No me digan que no
Ed. Colihue,
2000
pp. 115

 

Quarta di copertina

Voluntariamente variada y sopresiva es la obra literaria de Enrique M. Butti, un escritor argentino atípico, más conocido fuera que dentro los límites de su país, más representativo del íntimo destierro de los desiertos argentinos que de los circuitos caracteristicos de la intelligentsia porteña, de Buenos Aires. De su inédita pero espontáneamente difundida El Club de los Depravados a sus novelas de aventuras “para adolescentes”, Butti hace acopio de una amplia y ecléctica gama de recursos y géneros.
Una voz personal sostiene los cuentos, novelas y obras teatrales de Enrique M. Butti, signada por la fuerza de la imagen en los momentos cruciales de la anécdota (reflejo quizás de su experiencia cinematográfica), por un humor desbordante y por un estilo cincelado hasta la transparencia.
En estos cuentos abunda el tratamiento de un fantástico-cotidiano, donde lo milagroso acecha a personajes que viven al margen de la Historia estentórea y heroica. No es casual que Butti reconozca su admiración, más allá de los inevitables Borges y Rulfo, por escritores nunca bien asimilados por la académica literatura latinoaméricana “for-export”, sobre todo por el uruguayo Felisberto Hernández, el brasileño Joao Guimaraes-Rosa, el argentino Manuel Puig y el mexicano Jorge Ibargüengoitia.


La prima pagina

Donde me presento sin dar demasiadas vueltas

     Si ustedes abrieron este libro para encontrarse con una sarta de palabras que se persiguen entre sí y que van como hormigas en ordenada fila india, derechito a la cama, bueno, siento mucho tener que decirles que están fritos.
     Yo no sé qué piensan ustedes, pero yo, cuando me pongo a leer, en general tengo la impresión de que el escritor aplastó las letras sobre el papel con dulce de leche.

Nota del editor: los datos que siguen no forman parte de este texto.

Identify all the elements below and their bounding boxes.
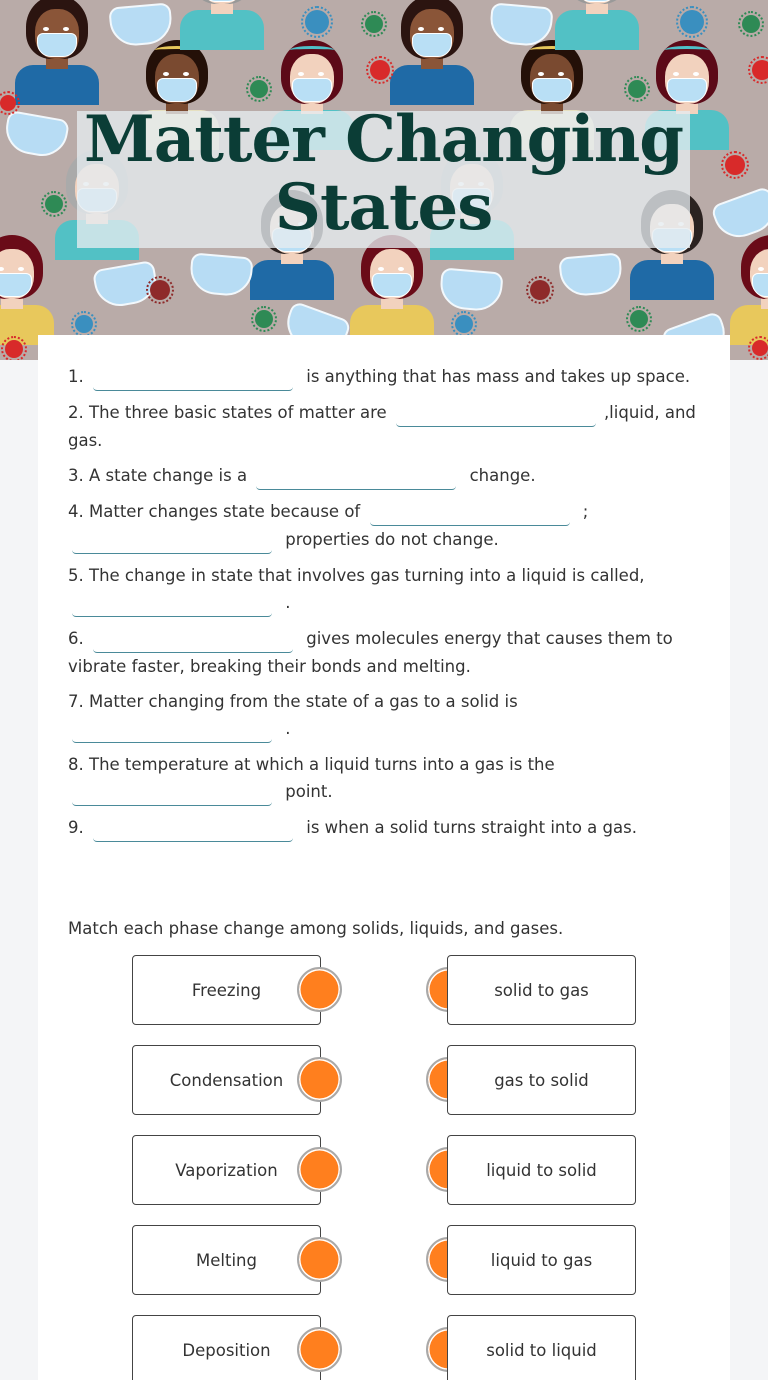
virus-icon — [526, 276, 554, 304]
title-line-2: States — [274, 170, 494, 245]
match-left-connector[interactable] — [297, 1147, 342, 1192]
virus-icon — [626, 306, 652, 332]
match-label: Condensation — [169, 1070, 284, 1090]
match-right-item[interactable]: gas to solid — [447, 1045, 636, 1115]
match-label: Freezing — [191, 980, 262, 1000]
question-text: . — [285, 593, 291, 612]
virus-icon — [301, 6, 333, 38]
question-number: 5. — [68, 566, 84, 585]
question-number: 7. — [68, 692, 84, 711]
face-mask-illustration — [188, 252, 254, 298]
question-number: 1. — [68, 367, 84, 386]
virus-icon — [1, 336, 27, 360]
answer-blank-8[interactable] — [72, 784, 272, 806]
match-left-item[interactable]: Melting — [132, 1225, 321, 1295]
virus-icon — [361, 11, 387, 37]
match-label: solid to liquid — [486, 1340, 597, 1360]
answer-blank-4b[interactable] — [72, 532, 272, 554]
question-number: 4. — [68, 502, 84, 521]
match-label: gas to solid — [494, 1070, 589, 1090]
question-text: Matter changes state because of — [89, 502, 361, 521]
matching-instructions: Match each phase change among solids, li… — [68, 919, 564, 938]
question-text: . — [285, 719, 291, 738]
answer-blank-2[interactable] — [395, 405, 596, 427]
match-label: liquid to gas — [490, 1250, 593, 1270]
answer-blank-1[interactable] — [93, 369, 293, 391]
question-text: is anything that has mass and takes up s… — [306, 367, 691, 386]
match-right-item[interactable]: liquid to gas — [447, 1225, 636, 1295]
question-5: 5. The change in state that involves gas… — [68, 562, 708, 617]
question-number: 9. — [68, 818, 84, 837]
question-8: 8. The temperature at which a liquid tur… — [68, 751, 708, 806]
question-4: 4. Matter changes state because of ; pro… — [68, 498, 708, 554]
question-number: 6. — [68, 629, 84, 648]
face-mask-illustration — [558, 252, 624, 298]
worksheet-sheet: 1. is anything that has mass and takes u… — [38, 335, 730, 1380]
virus-icon — [676, 6, 708, 38]
face-mask-illustration — [438, 267, 504, 313]
match-label: Deposition — [182, 1340, 271, 1360]
header-banner: Matter Changing States — [0, 0, 768, 360]
answer-blank-6[interactable] — [93, 631, 293, 653]
answer-blank-5[interactable] — [72, 595, 272, 617]
virus-icon — [748, 56, 768, 84]
answer-blank-4a[interactable] — [369, 504, 570, 526]
question-text: ; — [582, 502, 589, 521]
match-left-item[interactable]: Deposition — [132, 1315, 321, 1380]
virus-icon — [721, 151, 749, 179]
question-3: 3. A state change is a change. — [68, 462, 708, 490]
question-text: change. — [469, 466, 536, 485]
virus-icon — [146, 276, 174, 304]
match-left-connector[interactable] — [297, 1057, 342, 1102]
answer-blank-9[interactable] — [93, 820, 293, 842]
answer-blank-3[interactable] — [256, 468, 457, 490]
virus-icon — [738, 11, 764, 37]
match-left-item[interactable]: Freezing — [132, 955, 321, 1025]
question-1: 1. is anything that has mass and takes u… — [68, 363, 708, 391]
match-label: Melting — [196, 1250, 257, 1270]
face-mask-illustration — [710, 185, 768, 245]
answer-blank-7[interactable] — [72, 721, 272, 743]
question-text: properties do not change. — [285, 530, 499, 549]
virus-icon — [0, 91, 20, 115]
question-2: 2. The three basic states of matter are … — [68, 399, 708, 454]
worksheet-title: Matter Changing States — [77, 106, 690, 242]
virus-icon — [71, 311, 97, 337]
question-number: 8. — [68, 755, 84, 774]
fill-in-questions: 1. is anything that has mass and takes u… — [68, 363, 708, 850]
question-7: 7. Matter changing from the state of a g… — [68, 688, 708, 743]
virus-icon — [748, 336, 768, 360]
question-text: Matter changing from the state of a gas … — [89, 692, 518, 711]
face-mask-illustration — [108, 2, 174, 48]
match-right-item[interactable]: solid to liquid — [447, 1315, 636, 1380]
question-text: The change in state that involves gas tu… — [89, 566, 645, 585]
match-label: Vaporization — [175, 1160, 278, 1180]
face-mask-illustration — [1, 109, 71, 161]
question-number: 2. — [68, 403, 84, 422]
match-left-connector[interactable] — [297, 967, 342, 1012]
question-6: 6. gives molecules energy that causes th… — [68, 625, 708, 680]
match-label: liquid to solid — [486, 1160, 597, 1180]
virus-icon — [41, 191, 67, 217]
title-line-1: Matter Changing — [84, 102, 684, 177]
question-9: 9. is when a solid turns straight into a… — [68, 814, 708, 842]
question-number: 3. — [68, 466, 84, 485]
virus-icon — [366, 56, 394, 84]
virus-icon — [246, 76, 272, 102]
virus-icon — [624, 76, 650, 102]
question-text: A state change is a — [89, 466, 248, 485]
match-label: solid to gas — [494, 980, 589, 1000]
question-text: is when a solid turns straight into a ga… — [306, 818, 637, 837]
match-left-item[interactable]: Condensation — [132, 1045, 321, 1115]
virus-icon — [251, 306, 277, 332]
match-right-item[interactable]: liquid to solid — [447, 1135, 636, 1205]
match-left-item[interactable]: Vaporization — [132, 1135, 321, 1205]
question-text: The temperature at which a liquid turns … — [89, 755, 555, 774]
match-right-item[interactable]: solid to gas — [447, 955, 636, 1025]
virus-icon — [451, 311, 477, 337]
match-left-connector[interactable] — [297, 1237, 342, 1282]
match-left-connector[interactable] — [297, 1327, 342, 1372]
question-text: The three basic states of matter are — [89, 403, 387, 422]
question-text: point. — [285, 782, 333, 801]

Capaz que me equivoco, capaz que muchos escritores usen dulce agrio de toronja, puede ser, no les discuto. La cuestión es que se trata de una mermelada tan empalagosa que a la tercera frase ya me duele el estómago del empacho. Los ojos se cierran como si los hubiesen pegoteado con almíbar, no me digan que no.
     En fin, si ustedes abrieron este libro para encontrarse con un pic-nic divino, todo preparadito sobre un mantel almidonado, están fritos. Conozco bastante bien lo que son esos pic-nics; mi tía abuela Jorgelina nos obligaba a seguirla en sus expediciones todos los años para el Día de la Primavera. Se internaba por las islas y los chicos teníamos que correr detrás suyo, cargados de canastas y bolsas y heladeras portátiles. Cuando se detenía, entonces teníamos que empezar a abrir latitas y cerrar frasquitos, encender espirales contra los mosquitos y limpiar el terreno de ortigas y abrojos. En esas operaciones se iba todo el día y cuando te querías acordar se ponía a llover o nos corrían yacarés y cabras hambrientas. Lo único divertido de esos picnics era esperar pacientemente a que se viniera alguna catástrofe y ver la tía abuela Jorgelina corriendo como una loca con los pelos parados.